Here is how ActiveVOS would represent this process in previous versions of the product (or using the optional “classic” style in 7.0):
![clip_image004[4] clip_image004[4]](http://www.vosibilities.com/wp-content/uploads/2009/11/clip_image0044_thumb.jpg)
Here is how the Eclipse BPEL Designer represents it:
![clip_image006[4] clip_image006[4]](http://www.vosibilities.com/wp-content/uploads/2009/11/clip_image0064_thumb.jpg)
And, here is how the designer for Oracle’s BPEL Process Manager represents it:
![clip_image008[4] clip_image008[4]](http://www.vosibilities.com/wp-content/uploads/2009/11/clip_image0084_thumb.jpg)
In all three of these representations, each of the paths through the if statement are represented by a bounding box. The problem with this representation is that nested if statements can result in so many nested bounding boxes that it is hard to follow what is going on. BPMN simply has arrows through each path and the paths merge back into a single control flow at a gateway diamond.
Also notice the differences in the handling of links vs. sequences. Both ActiveVOS classic and Eclipse represent sequences with their own bounding boxes, then any arrow that is a direct child of a sequence box is known to belong to the sequence, rather than being a real link. Eclipse also draws the links in different color. The extra sequence icon and corresponding bounding box just interferes with the ability for non-technical users to follow what is going on in the process.
Oracle’s designer is odd in this respect. Sequences are not shown in a bounding box, so they don’t clutter up the control flow (a good thing in my opinion), but links aren’t shown at all! There is a link from the “Receive_Q” activity to the if statement, but there isn’t any representation of it on the diagram. It shows the “Receive_Q” and the if as if they happen in parallel. You have to look into the properties of “Receive_Q” to discover that it has an outgoing link, and further rummaging to find out where it goes.
The BPMN representation is, by far, the easiest version of this small process to understand. The process illustrates just three constructs whose representation is simpler with BPMN than with other approaches: ifs, sequences and links. The other BPEL constructs are generally as easy or easier for non-technical users to understand than previous approaches.
But, as valuable as the improvement in readability may be, the greater value that BPMN brings to be BPEL is probably consistency.

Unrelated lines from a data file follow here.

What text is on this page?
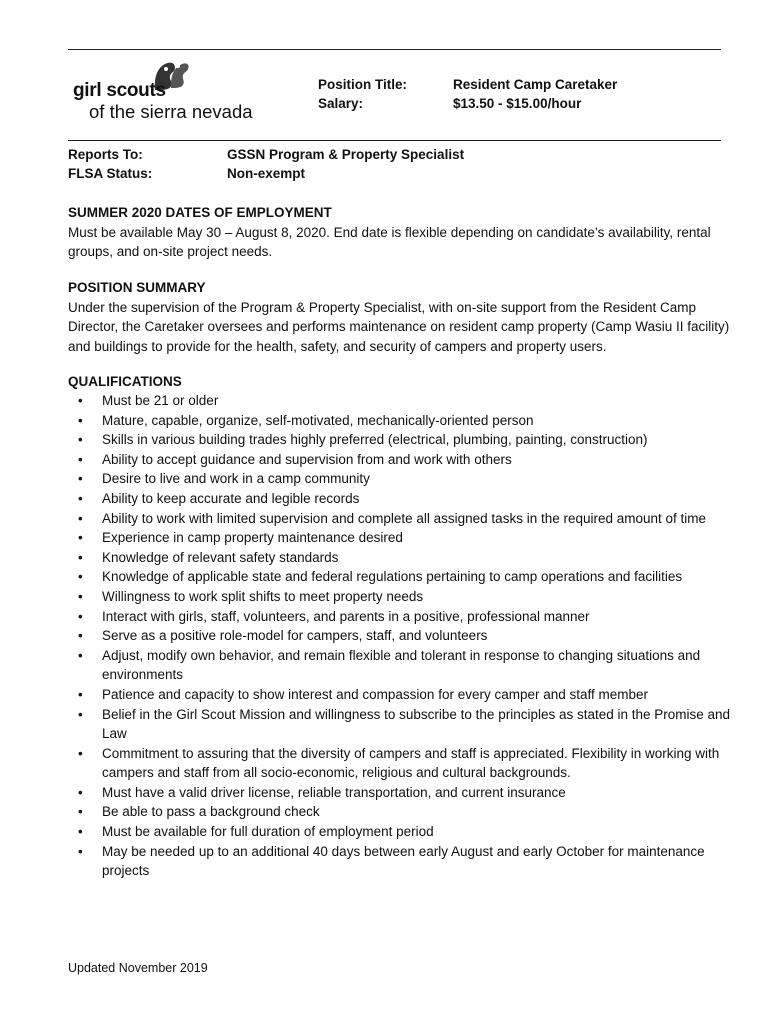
girl scouts
of the sierra nevada
Position Title:	Resident Camp Caretaker
Salary:	$13.50 - $15.00/hour
Reports To:	GSSN Program & Property Specialist
FLSA Status:	Non-exempt
SUMMER 2020 DATES OF EMPLOYMENT

Must be available May 30 – August 8, 2020. End date is flexible depending on candidate’s availability, rental groups, and on-site project needs.

POSITION SUMMARY

Under the supervision of the Program & Property Specialist, with on-site support from the Resident Camp Director, the Caretaker oversees and performs maintenance on resident camp property (Camp Wasiu II facility) and buildings to provide for the health, safety, and security of campers and property users.

QUALIFICATIONS
• Must be 21 or older
• Mature, capable, organize, self-motivated, mechanically-oriented person
• Skills in various building trades highly preferred (electrical, plumbing, painting, construction)
• Ability to accept guidance and supervision from and work with others
• Desire to live and work in a camp community
• Ability to keep accurate and legible records
• Ability to work with limited supervision and complete all assigned tasks in the required amount of time
• Experience in camp property maintenance desired
• Knowledge of relevant safety standards
• Knowledge of applicable state and federal regulations pertaining to camp operations and facilities
• Willingness to work split shifts to meet property needs
• Interact with girls, staff, volunteers, and parents in a positive, professional manner
• Serve as a positive role-model for campers, staff, and volunteers
• Adjust, modify own behavior, and remain flexible and tolerant in response to changing situations and environments
• Patience and capacity to show interest and compassion for every camper and staff member
• Belief in the Girl Scout Mission and willingness to subscribe to the principles as stated in the Promise and Law
• Commitment to assuring that the diversity of campers and staff is appreciated. Flexibility in working with campers and staff from all socio-economic, religious and cultural backgrounds.
• Must have a valid driver license, reliable transportation, and current insurance
• Be able to pass a background check
• Must be available for full duration of employment period
• May be needed up to an additional 40 days between early August and early October for maintenance projects
Updated November 2019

Having different tools represent similar constructs in such different ways is detrimental to one of the key values in having a standard: skills portability. With a common notation, people will be able to carry their knowledge of how to understand and work with standards-based business processes between vendor tools. It will also create a greater incentive for people to learn these technologies and for schools to teach them. After all, people aren’t usually to thrilled about investing a lot of energy into learning proprietary technologies, and no school really wants to be teaching proprietary technologies.